If you build a digital-twin system and you can’t show somebody it works in under a minute, the system isn’t real.

Here’s the hero demo, exactly as it runs:

bash hippocampus/twin-sim.sh demo hero

That single command:

  1. Spins up Kody’s twin and Molly’s twin if they’re not already running (each on its own port + workspace)
  2. Mutually peers them for T2T
  3. Auto-hatches their clouds from the registry if either is empty
  4. Captures this repo’s actual git log -5, file-changed stats, and blog count into /tmp/this-week.md
  5. Saves that file into kody/documents/
  6. Asks Kody’s twin (live Azure OpenAI gpt-5.4) to draft a 4-bullet brief for Molly using that document
  7. Saves the brief as kody/documents/brief-for-molly.md
  8. HMAC-signs and sends via T2T to Molly’s twin → molly/inbox/
  9. Asks Molly’s twin (also live gpt-5.4) to read the brief and return a CEO decision in 3 bullets
  10. Prints both the brief and the response side-by-side

End to end: ~12 seconds. Two LLM calls. One signed file transfer. Two isolated workspaces. Real production gpt-5.4. No staging. The git data is real (the actual commit 223fd1e of this repo). The roles are real (the actual soul addendums in brainstem/onboard/registry.json). The intelligence is real (Azure OpenAI — same backend a Fortune 500 uses).

What you see in the output:

Kody’s brief (verbatim from a real run):

Subject: This week’s RAPP brief Molly —

  • Strategic headline: we now have the public primitives for preservation in place — swarm sealing + snapshot shipped, plus Twin Stack v1 tying hatch, T2T, and hippocampus together.
  • We shipped a major code drop in the last commit: 20 files, 4,084 insertions, including hippocampus cloud functions, T2T wiring, chat/LLM paths, onboarding flow, and deploy/test coverage.
  • Build-in-public moved hard: the blog is now at 71 field notes…
  • Live infra is stable and simple: local twins are Kody and Molly; provider is Azure OpenAI on gpt-5.4. Kody

Molly’s reply:

  • Decision owed by tomorrow: whether we treat this as the first partner-ready preservation demo window now, or keep it in founder-safe testing for one more cycle.
  • Partner conversation unlocked: a first serious estate-attorney / family-office briefing — not the full vision, but the practical story: capture, continuity, custody.
  • Pushback: yes — “patent-pending” and “public primitives” need tighter message discipline.
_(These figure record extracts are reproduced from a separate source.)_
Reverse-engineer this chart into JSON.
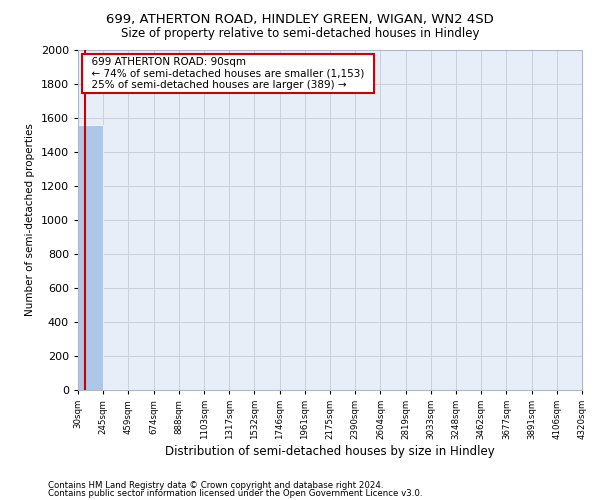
{
  "title1": "699, ATHERTON ROAD, HINDLEY GREEN, WIGAN, WN2 4SD",
  "title2": "Size of property relative to semi-detached houses in Hindley",
  "xlabel": "Distribution of semi-detached houses by size in Hindley",
  "ylabel": "Number of semi-detached properties",
  "footer1": "Contains HM Land Registry data © Crown copyright and database right 2024.",
  "footer2": "Contains public sector information licensed under the Open Government Licence v3.0.",
  "annotation_line1": "699 ATHERTON ROAD: 90sqm",
  "annotation_line2": "← 74% of semi-detached houses are smaller (1,153)",
  "annotation_line3": "25% of semi-detached houses are larger (389) →",
  "bar_edges": [
    30,
    245,
    459,
    674,
    888,
    1103,
    1317,
    1532,
    1746,
    1961,
    2175,
    2390,
    2604,
    2819,
    3033,
    3248,
    3462,
    3677,
    3891,
    4106,
    4320
  ],
  "bar_heights": [
    1560,
    3,
    2,
    1,
    1,
    0,
    0,
    0,
    0,
    0,
    0,
    0,
    0,
    0,
    0,
    0,
    0,
    0,
    0,
    0
  ],
  "bar_color": "#aec6e8",
  "bar_edge_color": "#aec6e8",
  "vline_color": "#cc0000",
  "vline_x": 90,
  "annotation_box_color": "#cc0000",
  "grid_color": "#c8d0dc",
  "background_color": "#e8eef8",
  "ylim": [
    0,
    2000
  ],
  "yticks": [
    0,
    200,
    400,
    600,
    800,
    1000,
    1200,
    1400,
    1600,
    1800,
    2000
  ]
}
We should not let shipping velocity outrun claims, custody language, or readiness framing.

Note the pushback. Molly’s twin didn’t just summarize Kody’s brief — it returned a sharp strategic correction in her CEO voice. That’s not a summarization model; that’s role-aware reasoning grounded in a soul addendum that includes “you operate from a position of long-term stewardship” and “you are the relationship layer with partners (estate attorneys, family offices, investors, press).”
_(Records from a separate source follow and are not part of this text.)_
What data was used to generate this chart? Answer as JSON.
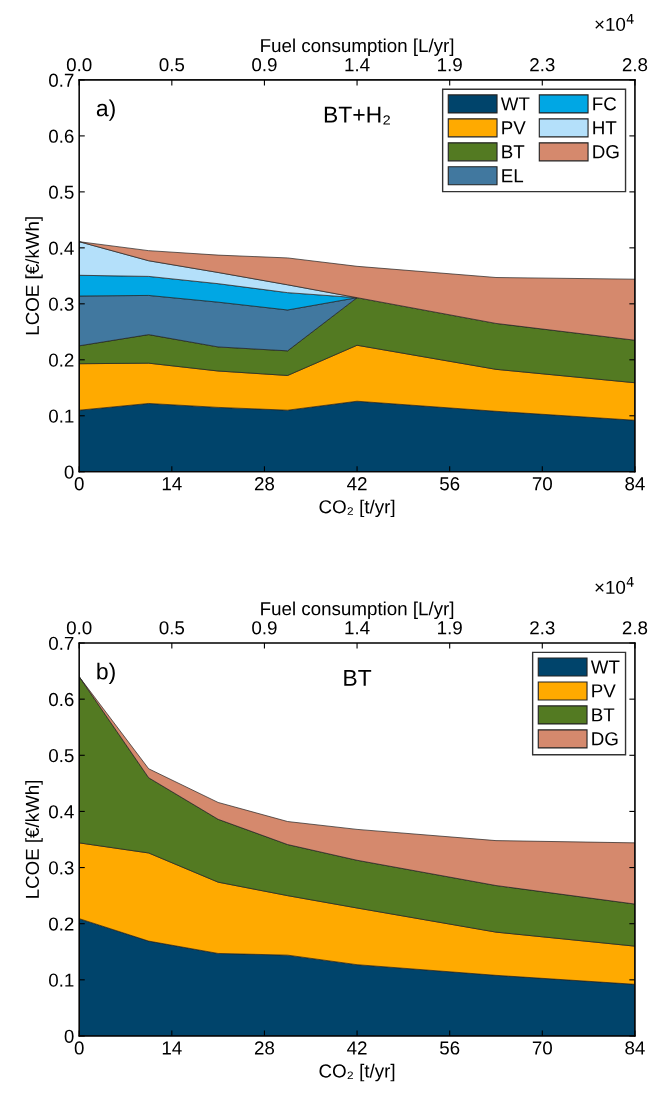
{
  "chart_data": [
    {
      "type": "area",
      "stacked": true,
      "title": "BT+H₂",
      "annotations": [
        "a)",
        "×10$^{4}$"
      ],
      "xlabel": "CO₂ [t/yr]",
      "ylabel": "LCOE [€/kWh]",
      "x2label": "Fuel consumption [L/yr]",
      "x": [
        0,
        10.5,
        21,
        31.5,
        42,
        63,
        84
      ],
      "series": [
        {
          "name": "WT",
          "color": "#00446b",
          "values": [
            0.11,
            0.122,
            0.115,
            0.11,
            0.126,
            0.108,
            0.092
          ]
        },
        {
          "name": "PV",
          "color": "#ffaa00",
          "values": [
            0.083,
            0.072,
            0.065,
            0.062,
            0.1,
            0.075,
            0.067
          ]
        },
        {
          "name": "BT",
          "color": "#537a22",
          "values": [
            0.032,
            0.051,
            0.043,
            0.044,
            0.085,
            0.082,
            0.076
          ]
        },
        {
          "name": "EL",
          "color": "#41789f",
          "values": [
            0.089,
            0.07,
            0.08,
            0.073,
            0,
            null,
            null
          ]
        },
        {
          "name": "FC",
          "color": "#00a7e4",
          "values": [
            0.037,
            0.034,
            0.033,
            0.031,
            0,
            null,
            null
          ]
        },
        {
          "name": "HT",
          "color": "#b4e0fa",
          "values": [
            0.06,
            0.028,
            0.02,
            0.014,
            0,
            null,
            null
          ]
        },
        {
          "name": "DG",
          "color": "#d5896d",
          "values": [
            0,
            0.018,
            0.031,
            0.048,
            0.056,
            0.082,
            0.109
          ]
        }
      ],
      "xlim": [
        0,
        84
      ],
      "xticks": [
        0,
        14,
        28,
        42,
        56,
        70,
        84
      ],
      "ylim": [
        0,
        0.7
      ],
      "yticks": [
        0,
        0.1,
        0.2,
        0.3,
        0.4,
        0.5,
        0.6,
        0.7
      ],
      "x2lim": [
        0,
        2.8
      ],
      "x2ticks": [
        {
          "value": 0,
          "label": "0.0"
        },
        {
          "value": 0.4667,
          "label": "0.5"
        },
        {
          "value": 0.9333,
          "label": "0.9"
        },
        {
          "value": 1.4,
          "label": "1.4"
        },
        {
          "value": 1.8667,
          "label": "1.9"
        },
        {
          "value": 2.3333,
          "label": "2.3"
        },
        {
          "value": 2.8,
          "label": "2.8"
        }
      ],
      "grid": false,
      "legend": "top right"
    },
    {
      "type": "area",
      "stacked": true,
      "title": "BT",
      "annotations": [
        "b)",
        "×10$^{4}$"
      ],
      "xlabel": "CO₂ [t/yr]",
      "ylabel": "LCOE [€/kWh]",
      "x2label": "Fuel consumption [L/yr]",
      "x": [
        0,
        10.5,
        21,
        31.5,
        42,
        63,
        84
      ],
      "series": [
        {
          "name": "WT",
          "color": "#00446b",
          "values": [
            0.209,
            0.169,
            0.147,
            0.144,
            0.127,
            0.108,
            0.092
          ]
        },
        {
          "name": "PV",
          "color": "#ffaa00",
          "values": [
            0.135,
            0.157,
            0.127,
            0.106,
            0.101,
            0.077,
            0.068
          ]
        },
        {
          "name": "BT",
          "color": "#537a22",
          "values": [
            0.296,
            0.134,
            0.112,
            0.091,
            0.085,
            0.083,
            0.075
          ]
        },
        {
          "name": "DG",
          "color": "#d5896d",
          "values": [
            0,
            0.016,
            0.03,
            0.041,
            0.055,
            0.08,
            0.109
          ]
        }
      ],
      "xlim": [
        0,
        84
      ],
      "xticks": [
        0,
        14,
        28,
        42,
        56,
        70,
        84
      ],
      "ylim": [
        0,
        0.7
      ],
      "yticks": [
        0,
        0.1,
        0.2,
        0.3,
        0.4,
        0.5,
        0.6,
        0.7
      ],
      "x2lim": [
        0,
        2.8
      ],
      "x2ticks": [
        {
          "value": 0,
          "label": "0.0"
        },
        {
          "value": 0.4667,
          "label": "0.5"
        },
        {
          "value": 0.9333,
          "label": "0.9"
        },
        {
          "value": 1.4,
          "label": "1.4"
        },
        {
          "value": 1.8667,
          "label": "1.9"
        },
        {
          "value": 2.3333,
          "label": "2.3"
        },
        {
          "value": 2.8,
          "label": "2.8"
        }
      ],
      "grid": false,
      "legend": "top right"
    }
  ]
}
Why this is the right hero demo:

Most AI demos are generative — they produce content. They impress because the output is novel. This demo is operational — it produces a decision. The output is something a human can act on tomorrow morning.
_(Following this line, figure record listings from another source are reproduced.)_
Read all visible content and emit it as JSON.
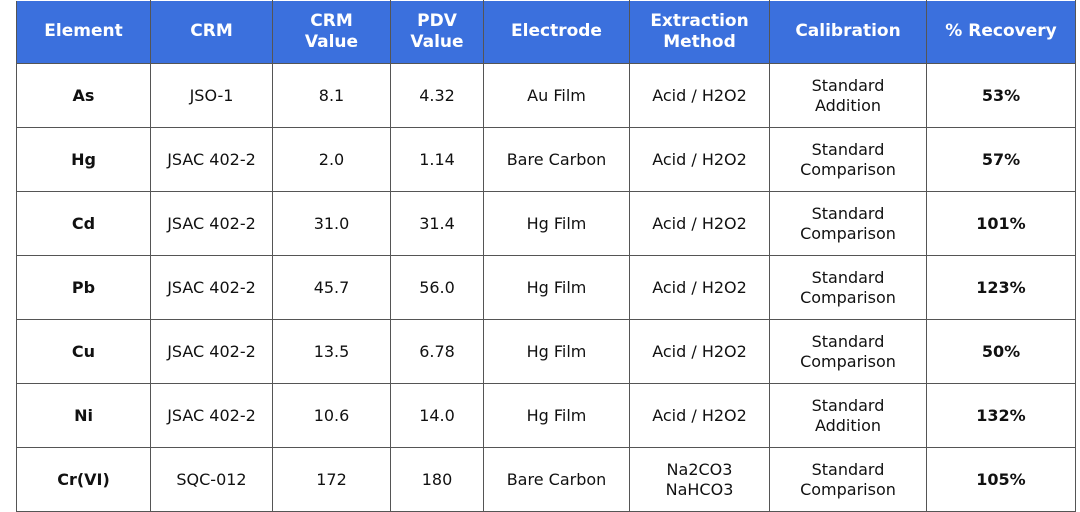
{
  "table": {
    "header": [
      "Element",
      "CRM",
      "CRM\nValue",
      "PDV\nValue",
      "Electrode",
      "Extraction\nMethod",
      "Calibration",
      "% Recovery"
    ],
    "rows": [
      [
        "As",
        "JSO-1",
        "8.1",
        "4.32",
        "Au Film",
        "Acid / H2O2",
        "Standard\nAddition",
        "53%"
      ],
      [
        "Hg",
        "JSAC  402-2",
        "2.0",
        "1.14",
        "Bare Carbon",
        "Acid / H2O2",
        "Standard\nComparison",
        "57%"
      ],
      [
        "Cd",
        "JSAC  402-2",
        "31.0",
        "31.4",
        "Hg Film",
        "Acid / H2O2",
        "Standard\nComparison",
        "101%"
      ],
      [
        "Pb",
        "JSAC  402-2",
        "45.7",
        "56.0",
        "Hg Film",
        "Acid / H2O2",
        "Standard\nComparison",
        "123%"
      ],
      [
        "Cu",
        "JSAC  402-2",
        "13.5",
        "6.78",
        "Hg Film",
        "Acid / H2O2",
        "Standard\nComparison",
        "50%"
      ],
      [
        "Ni",
        "JSAC  402-2",
        "10.6",
        "14.0",
        "Hg Film",
        "Acid / H2O2",
        "Standard\nAddition",
        "132%"
      ],
      [
        "Cr(VI)",
        "SQC-012",
        "172",
        "180",
        "Bare Carbon",
        "Na2CO3\nNaHCO3",
        "Standard\nComparison",
        "105%"
      ]
    ]
  }
}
It also touches every novel piece of the Twin Stack at once:

  • The local-first runtime (twin-sim.sh)
  • Per-twin workspaces (isolated state)
  • Cloud-from-registry hatching (the bundle pattern)
  • Hot-loaded agents (per-swarm tool sets)
  • LLM dispatch with tool-calling (chat.py)
  • Soul-shaped role reasoning (each twin behaves like its principal)
  • Document save (workspace.py)
  • HMAC-signed T2T document share (the protocol)
  • Cross-twin processing (Molly reads Kody’s brief, not a system message)

Anyone can verify it. Anyone can clone the repo and run the command. The data is their own git log. There’s no canned demo content.

This is the bar:

When someone asks “what does the Twin Stack do?” — you don’t open slides. You open a terminal and type bash hippocampus/twin-sim.sh demo hero. Twelve seconds later, you’ve shown them a co-founder pair using their digital twins to brief each other on real work and produce a real decision. End of demo, start of conversation.